Also, a request on the slideable element: On my Touchpad you can either slide the slider or tap the "grab" area and it slides over. Could maybe a click do the same thing?
Development is now in the open so you can see it progress, and you can easily fork it, make these minor adjustments, and potentially contribute back.
Enyo is essentially the application framework webOS 3 applications were written with, and its being re-written for cross platform support and has been made free and developed in the open on github.
https://chrome.google.com/webstore/detail/diejjofgldkjkhmfja...
Any webOS devs out there, please correct me if I'm wrong ;-)
A more serious answer: jQuery normalizes JS quirks across browsers into a unified interface, plus it provides a lot of goodies.
What jQuery isn't good for is organizing code.
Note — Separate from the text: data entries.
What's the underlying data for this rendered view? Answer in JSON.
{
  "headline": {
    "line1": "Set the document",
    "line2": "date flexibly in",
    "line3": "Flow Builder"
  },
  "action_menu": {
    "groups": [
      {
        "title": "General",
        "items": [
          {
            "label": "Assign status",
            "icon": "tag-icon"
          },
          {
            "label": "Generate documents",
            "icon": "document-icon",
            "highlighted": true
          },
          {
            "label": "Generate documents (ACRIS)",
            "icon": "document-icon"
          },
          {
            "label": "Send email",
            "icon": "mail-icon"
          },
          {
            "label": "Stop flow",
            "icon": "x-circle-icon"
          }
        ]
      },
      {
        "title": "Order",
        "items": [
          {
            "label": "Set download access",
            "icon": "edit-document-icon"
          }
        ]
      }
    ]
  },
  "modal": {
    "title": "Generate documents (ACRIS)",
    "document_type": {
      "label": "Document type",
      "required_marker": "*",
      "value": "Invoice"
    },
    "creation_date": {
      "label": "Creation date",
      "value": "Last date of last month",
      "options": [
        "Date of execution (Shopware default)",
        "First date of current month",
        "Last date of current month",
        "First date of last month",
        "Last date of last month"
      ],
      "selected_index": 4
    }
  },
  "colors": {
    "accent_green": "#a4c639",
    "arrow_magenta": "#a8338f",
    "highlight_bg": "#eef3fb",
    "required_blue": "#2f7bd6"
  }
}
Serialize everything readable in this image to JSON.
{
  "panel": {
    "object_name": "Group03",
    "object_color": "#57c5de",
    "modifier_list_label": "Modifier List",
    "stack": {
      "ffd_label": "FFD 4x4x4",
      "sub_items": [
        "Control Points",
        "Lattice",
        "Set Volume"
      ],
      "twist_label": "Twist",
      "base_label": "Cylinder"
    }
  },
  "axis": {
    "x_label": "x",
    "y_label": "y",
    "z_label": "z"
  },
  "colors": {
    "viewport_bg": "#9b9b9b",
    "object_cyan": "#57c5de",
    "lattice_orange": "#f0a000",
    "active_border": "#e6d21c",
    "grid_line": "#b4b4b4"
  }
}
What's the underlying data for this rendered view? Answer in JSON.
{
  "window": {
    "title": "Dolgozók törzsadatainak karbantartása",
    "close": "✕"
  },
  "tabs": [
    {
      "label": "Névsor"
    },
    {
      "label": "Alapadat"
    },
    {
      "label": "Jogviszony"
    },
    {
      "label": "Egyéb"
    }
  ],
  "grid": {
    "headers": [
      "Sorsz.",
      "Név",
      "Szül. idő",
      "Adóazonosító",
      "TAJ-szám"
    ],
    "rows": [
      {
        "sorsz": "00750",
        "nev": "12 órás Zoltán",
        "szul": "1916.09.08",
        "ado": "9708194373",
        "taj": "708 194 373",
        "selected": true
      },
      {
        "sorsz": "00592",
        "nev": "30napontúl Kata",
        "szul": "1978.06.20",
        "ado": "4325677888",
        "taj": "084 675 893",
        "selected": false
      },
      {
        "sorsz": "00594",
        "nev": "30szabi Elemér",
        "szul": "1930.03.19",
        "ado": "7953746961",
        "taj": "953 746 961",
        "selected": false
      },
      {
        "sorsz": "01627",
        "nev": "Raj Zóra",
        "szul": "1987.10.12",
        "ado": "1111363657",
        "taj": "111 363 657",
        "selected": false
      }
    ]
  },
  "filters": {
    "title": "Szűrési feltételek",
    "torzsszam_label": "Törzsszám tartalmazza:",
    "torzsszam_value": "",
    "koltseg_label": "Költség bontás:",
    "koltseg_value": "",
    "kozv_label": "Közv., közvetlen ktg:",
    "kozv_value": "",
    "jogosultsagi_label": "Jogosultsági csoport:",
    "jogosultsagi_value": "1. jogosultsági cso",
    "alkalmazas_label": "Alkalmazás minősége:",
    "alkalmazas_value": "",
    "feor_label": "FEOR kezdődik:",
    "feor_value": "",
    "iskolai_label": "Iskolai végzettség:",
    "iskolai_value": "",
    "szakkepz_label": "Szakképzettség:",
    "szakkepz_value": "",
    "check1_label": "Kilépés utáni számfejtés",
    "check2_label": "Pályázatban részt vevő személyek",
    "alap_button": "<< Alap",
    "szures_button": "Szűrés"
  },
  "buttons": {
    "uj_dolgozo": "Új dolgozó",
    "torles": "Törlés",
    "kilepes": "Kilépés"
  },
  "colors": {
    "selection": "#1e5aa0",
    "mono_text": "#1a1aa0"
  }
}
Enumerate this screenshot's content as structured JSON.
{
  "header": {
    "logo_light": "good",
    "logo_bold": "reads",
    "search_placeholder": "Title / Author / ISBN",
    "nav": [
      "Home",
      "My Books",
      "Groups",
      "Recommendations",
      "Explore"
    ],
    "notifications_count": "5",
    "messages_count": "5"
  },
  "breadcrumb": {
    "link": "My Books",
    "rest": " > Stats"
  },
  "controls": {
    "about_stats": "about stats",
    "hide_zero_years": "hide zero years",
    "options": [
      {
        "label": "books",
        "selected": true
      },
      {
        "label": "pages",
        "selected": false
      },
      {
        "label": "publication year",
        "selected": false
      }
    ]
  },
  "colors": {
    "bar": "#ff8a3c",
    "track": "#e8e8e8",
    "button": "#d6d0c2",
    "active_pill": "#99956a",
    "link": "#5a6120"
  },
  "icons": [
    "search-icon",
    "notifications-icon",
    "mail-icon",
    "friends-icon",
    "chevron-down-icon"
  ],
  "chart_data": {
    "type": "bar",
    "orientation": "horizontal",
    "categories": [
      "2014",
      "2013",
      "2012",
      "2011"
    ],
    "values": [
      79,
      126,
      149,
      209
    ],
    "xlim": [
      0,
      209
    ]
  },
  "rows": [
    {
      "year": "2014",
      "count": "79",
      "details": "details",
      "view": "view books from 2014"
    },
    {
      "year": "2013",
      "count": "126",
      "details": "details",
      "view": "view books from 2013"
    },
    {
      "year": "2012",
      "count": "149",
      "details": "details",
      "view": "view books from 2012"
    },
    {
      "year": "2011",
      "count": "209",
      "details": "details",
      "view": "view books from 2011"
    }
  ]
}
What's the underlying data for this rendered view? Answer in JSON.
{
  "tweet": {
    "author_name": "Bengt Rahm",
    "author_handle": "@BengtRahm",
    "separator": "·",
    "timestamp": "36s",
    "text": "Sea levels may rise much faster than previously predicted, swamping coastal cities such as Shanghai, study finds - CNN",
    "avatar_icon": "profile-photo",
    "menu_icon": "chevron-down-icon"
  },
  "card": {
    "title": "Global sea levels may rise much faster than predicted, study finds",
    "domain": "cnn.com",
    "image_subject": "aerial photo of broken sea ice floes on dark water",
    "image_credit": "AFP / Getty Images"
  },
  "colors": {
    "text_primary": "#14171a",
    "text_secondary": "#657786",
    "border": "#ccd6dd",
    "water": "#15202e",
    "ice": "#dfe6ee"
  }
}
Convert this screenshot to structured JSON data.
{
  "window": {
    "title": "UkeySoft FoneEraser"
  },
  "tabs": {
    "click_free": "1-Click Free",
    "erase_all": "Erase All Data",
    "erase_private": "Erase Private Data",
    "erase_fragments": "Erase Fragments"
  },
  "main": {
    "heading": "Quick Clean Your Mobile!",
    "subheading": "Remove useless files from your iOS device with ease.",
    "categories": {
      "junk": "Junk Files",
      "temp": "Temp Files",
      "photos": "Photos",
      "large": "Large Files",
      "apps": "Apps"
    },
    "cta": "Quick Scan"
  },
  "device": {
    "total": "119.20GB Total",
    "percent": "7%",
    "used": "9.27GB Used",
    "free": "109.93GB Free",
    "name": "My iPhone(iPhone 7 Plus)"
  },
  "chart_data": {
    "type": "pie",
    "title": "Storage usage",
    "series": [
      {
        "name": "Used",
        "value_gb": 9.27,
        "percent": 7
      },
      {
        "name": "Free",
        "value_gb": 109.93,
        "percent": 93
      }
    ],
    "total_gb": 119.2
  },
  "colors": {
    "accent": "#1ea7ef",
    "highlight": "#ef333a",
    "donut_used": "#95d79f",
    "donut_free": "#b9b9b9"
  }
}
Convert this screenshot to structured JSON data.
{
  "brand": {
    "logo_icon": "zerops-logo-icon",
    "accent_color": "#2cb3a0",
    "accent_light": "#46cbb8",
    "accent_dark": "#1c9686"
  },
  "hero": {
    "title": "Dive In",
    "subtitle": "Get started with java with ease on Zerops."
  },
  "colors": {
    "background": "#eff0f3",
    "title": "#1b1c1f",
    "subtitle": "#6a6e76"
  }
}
That's why Backbone and the term MVC have become popular lately. Applications need to be organized into something better than a big sloppy helping of jQuery callbacks.
Enyo allows you to build modular, organized code in a somewhat familiar way. I'd say it's in-between a big mash of jQuery and a full-blown MVC framework. If you want to think of it in an MVC way, it's like combining views into controller code...and I don't know where "models" fit in. And unlike Backbone, it provides its own built-in DOM manipulation and, as of today, a UI framework too.
I don't know much about Enyo, but it looks to be more of a framework for building applications, and provides things like layout management, controls, and an interesting "Component" model. I know that it was extracted from WebOS, so it may have some overlap with JQuery (i.e. by providing simpler methods of interacting with the DOM) but its goal is different.